My new favourite Linux command line tool, pv (pipe viewer) is totally awesome. Check this out:
pv -cN source < urls.gz | zcat | pv -cN zcat | perl -lne '($a,$b,$c,$d) = split /\||\t/; print $b unless $b =~ /ac\.uk/; print $c unless $c =~ /ac\.uk/' | pv -cN perl | gzip | pv -cN gzip > hosts.gz
zcat: 93.4GiB 1:33:18 [26.6MiB/s] [ <=> ]
perl: 85.7GiB 1:33:18 [25.3MiB/s] [ <=> ]
source: 13.2GiB 1:33:17 [3.57MiB/s] [===============================================> ] 67% ETA 0:44:41
gzip: 12.7GiB 1:33:18 [3.51MiB/s] [ <=> ]
I’m basically splitting some text, removing stuff I don’t want and doing:
zcat urls.gz | perl -lne '($a,$b,$c,$d) = split /\||\t/; print $b unless $b =~ /ac\.uk/; print $c unless $c =~ /ac\.uk/' | gzip > hosts.gz
But at appropriate moments I’ve piped the output in to the pv pipe viewer tool to report on some metrics. FYI the -N flag lets me set a name for the pv instance, and the -c flag is to enable cursor positioning so we can use multiple instances of pv!

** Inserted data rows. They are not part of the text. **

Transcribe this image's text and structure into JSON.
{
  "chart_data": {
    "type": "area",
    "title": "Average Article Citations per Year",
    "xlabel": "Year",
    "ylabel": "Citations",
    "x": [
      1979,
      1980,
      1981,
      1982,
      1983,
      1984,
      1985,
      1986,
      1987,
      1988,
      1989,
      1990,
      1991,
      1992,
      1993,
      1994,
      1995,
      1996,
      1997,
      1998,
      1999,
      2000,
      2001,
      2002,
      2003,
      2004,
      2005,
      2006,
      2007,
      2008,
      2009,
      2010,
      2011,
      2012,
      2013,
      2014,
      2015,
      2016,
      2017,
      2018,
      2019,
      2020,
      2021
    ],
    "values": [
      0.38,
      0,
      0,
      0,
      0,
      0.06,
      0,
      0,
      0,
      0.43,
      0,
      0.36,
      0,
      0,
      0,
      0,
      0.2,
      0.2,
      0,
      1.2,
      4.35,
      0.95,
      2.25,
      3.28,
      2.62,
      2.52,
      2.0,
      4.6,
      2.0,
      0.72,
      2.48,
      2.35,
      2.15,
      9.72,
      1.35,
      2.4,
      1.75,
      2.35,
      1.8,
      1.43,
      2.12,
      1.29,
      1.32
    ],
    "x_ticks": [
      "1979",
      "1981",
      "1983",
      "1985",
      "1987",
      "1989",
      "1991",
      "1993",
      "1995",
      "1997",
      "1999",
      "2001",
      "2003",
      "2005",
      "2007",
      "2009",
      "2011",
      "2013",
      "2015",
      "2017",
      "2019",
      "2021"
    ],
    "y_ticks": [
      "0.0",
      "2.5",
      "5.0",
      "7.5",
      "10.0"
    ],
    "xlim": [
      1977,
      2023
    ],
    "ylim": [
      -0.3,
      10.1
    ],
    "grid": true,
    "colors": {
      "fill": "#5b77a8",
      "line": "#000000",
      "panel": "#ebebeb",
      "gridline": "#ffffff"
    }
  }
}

The reason pipe viewer is totally cool is the extra sneaky data we get!
Pipe Viewer Is Magic
Because the first instance of pv is reading our urls.gz file in itself, it can display how much of the file it’s processed and roughly how long it will complete. MOST USEFUL THING EVER! Also I had no idea how large the compressed dataset was and was hesitant to uncompress the data as I wasn’t sure how big it would be, we can see from the pv instance named zcat that zcat has so far spat out 93.4GB of data, at 67% through we can predict this file is probably around 140GB if we extract it. How cool is that? We can also tell from the pv named perl that after splitting and removing the data we don’t want, we’ve so far shaved off 10GB, which is kinda interesting to splurge over for a bit, and lastly with the named gzip pv instance, pipe viewer is telling us the size of the output file we’ve generated so far.
This is totally rad.
Note. Many thanks to Norway for forcing me to rewrite my initial one liner of
zcat urls.gz | sed 's/|/ /g' | while read a b c d ; do echo $b ; echo $c ; done | grep -v ac.uk$ | gzip > hosts.gz
by glaring at me.